Kaléidoscope 341: La collision de Paul Gasnier: Prix Goncourt des détenus.

    Le prix Goncourt des détenus a été décerné au siège du CNL ( Centre  National du Livre) ce mardi 16 décembre à Paul  Gasnier pour son premier récit La collision ( chez Gallimard ) par un jury de 600 détenus incarcérés dans 45 centres pénitentiaires. Sur le modèle du Prix Goncourt des Lycéens ils ont eu à choisir entre les quinze romans sélectionnés début septembre par les dix jurés du Prix Goncourt.

  Ce prix créé en 2022, décerné pour la quatrième fois, est porté par le CNL, les ministères de la culture et de la justice et épaulé par des associations telles que « Lire pour en sortir »; il ambitionne de rendre les personnes détenues actrices d’un prix littéraire, en valorisant leur capacité critique tout en leur faisant découvrir des œuvres littéraires nouvelles.

   L’an dernier, j’avais accompagné ce beau projet dans les prisons de Saint Quentin Fallavier et de la Talaudière ( près de Saint Étienne) pour rencontrer les groupes de détenus volontaires pour lire les livres sélectionnés. ( voir sur ce blogue K299 )

   Cette année, c’est à la prison de Corbas que je suis allé régulièrement depuis le mois de septembre. Ces moments de rencontres et d’échanges autour des livres ont été passionnants et riches dans leur diversité: certains détenus aimaient lire avant d’être incarcérés, mais, comme l’an dernier, certains détenus, avant cette aventure du Goncourt , n’avaient pratiquement jamais lu. Ce qui m’a particulièrement impressionné c’est la qualité des échanges, la capacité de ces personnes autour d’une table à écouter la parole des autres sans renoncer à défendre leur opinion. Des livres ont donné lieu à des débats passionnés entre ceux qui avaient adoré et ceux qui avaient détesté. Et le formidable livre de Laurent Mauvignier « La maison vide »-incontestable Prix Goncourt- a été une véritable révélation, malgré ses 750 pages, pour certains d’entre eux.

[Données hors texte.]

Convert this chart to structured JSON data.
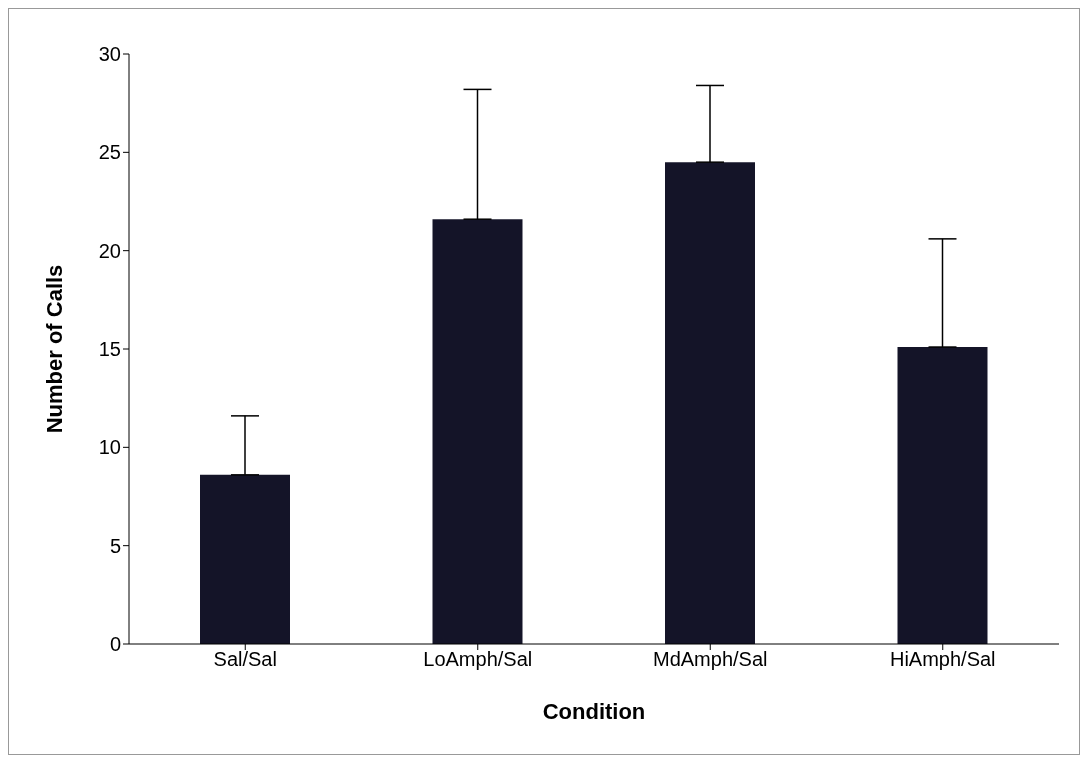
{
  "chart_data": {
    "type": "bar",
    "xlabel": "Condition",
    "ylabel": "Number of Calls",
    "categories": [
      "Sal/Sal",
      "LoAmph/Sal",
      "MdAmph/Sal",
      "HiAmph/Sal"
    ],
    "values": [
      8.6,
      21.6,
      24.5,
      15.1
    ],
    "errors": [
      [
        8.6,
        11.6
      ],
      [
        21.6,
        28.2
      ],
      [
        24.5,
        28.4
      ],
      [
        15.1,
        20.6
      ]
    ],
    "color": "#141428",
    "ylim": [
      0,
      30
    ],
    "yticks": [
      0,
      5,
      10,
      15,
      20,
      25,
      30
    ],
    "grid": false,
    "legend": false
  }
}
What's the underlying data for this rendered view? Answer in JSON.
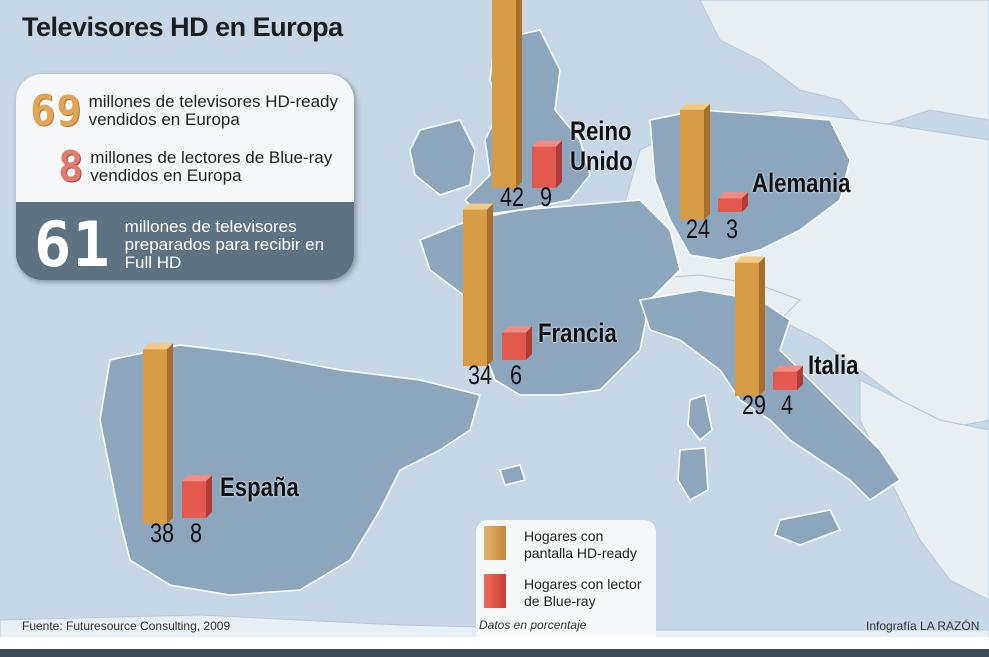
{
  "title": "Televisores HD en Europa",
  "stats": [
    {
      "number": "69",
      "text": "millones de televisores HD-ready vendidos en Europa"
    },
    {
      "number": "8",
      "text": "millones de lectores de Blue-ray vendidos en Europa"
    },
    {
      "number": "61",
      "text": "millones de televisores preparados para recibir en Full HD"
    }
  ],
  "chart_data": {
    "type": "bar",
    "categories": [
      "Reino Unido",
      "Alemania",
      "Francia",
      "Italia",
      "España"
    ],
    "series": [
      {
        "name": "Hogares con pantalla HD-ready",
        "values": [
          42,
          24,
          34,
          29,
          38
        ]
      },
      {
        "name": "Hogares con lector de Blue-ray",
        "values": [
          9,
          3,
          6,
          4,
          8
        ]
      }
    ],
    "unit_note": "Datos en porcentaje",
    "colors": {
      "hd": "#d79b46",
      "blueray": "#e25a4f"
    }
  },
  "country_labels": [
    "Reino\nUnido",
    "Alemania",
    "Francia",
    "Italia",
    "España"
  ],
  "legend": {
    "hd_label": "Hogares con pantalla HD-ready",
    "br_label": "Hogares con lector de Blue-ray",
    "note": "Datos en porcentaje"
  },
  "source": "Fuente: Futuresource Consulting, 2009",
  "credit": "Infografía LA RAZÓN"
}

   À la fin de chaque rencontre, avant de rejoindre leurs cellules, les détenus nous remerciaient chaleureusement pour ce moment de liberté sans aucun jugement et d’échanges respectueux.

   Les rencontres, malheureusement en visio, avec les écrivains ont été pour eux des moments  importants et les auteurs étaient frappés de la franchise des questions.

   La délibération nationale, ce mardi 16 décembre, a réuni, sous la conduite de Laure Adler, dix détenus ( hélas seulement deux en chair et en os à Paris au siège du CNL et huit en « visio » ) de chacune des dix régions et c’est une détenue de la prison de Corbas qui a eu le privilège de défendre avec talent -au nom de la région Auvergne-Rhône Alpes- les livres choisis par les prisonniers de Valence, Bonneville, Grenoble-Varces, Riom et Lyon-Corbas.

   Qu’ils aient couronné le premier récit de Paul Gasnier n’est pas surprenant: En 2012, sa mère, prof de yoga, est percutée par un jeune garçon qui fait du rodéo à moto dans une rue de Lyon. Dix ans plus tard, Paul Gasnier écrit le récit de cette collision entre deux mondes: « Une histoire française du début du XXIe siècle, où deux destins parallèles voués à s’ignorer se sont percutés, dans un pays éclaté et malade. » « La collision » est un livre profondément humain dans lequel Paul Gasnier ne veut, à aucun prix, que la mort de sa mère soit récupérée par les discours haineux et simplificateurs de l’extrême-droite: il ne cherche pas à juger mais à comprendre.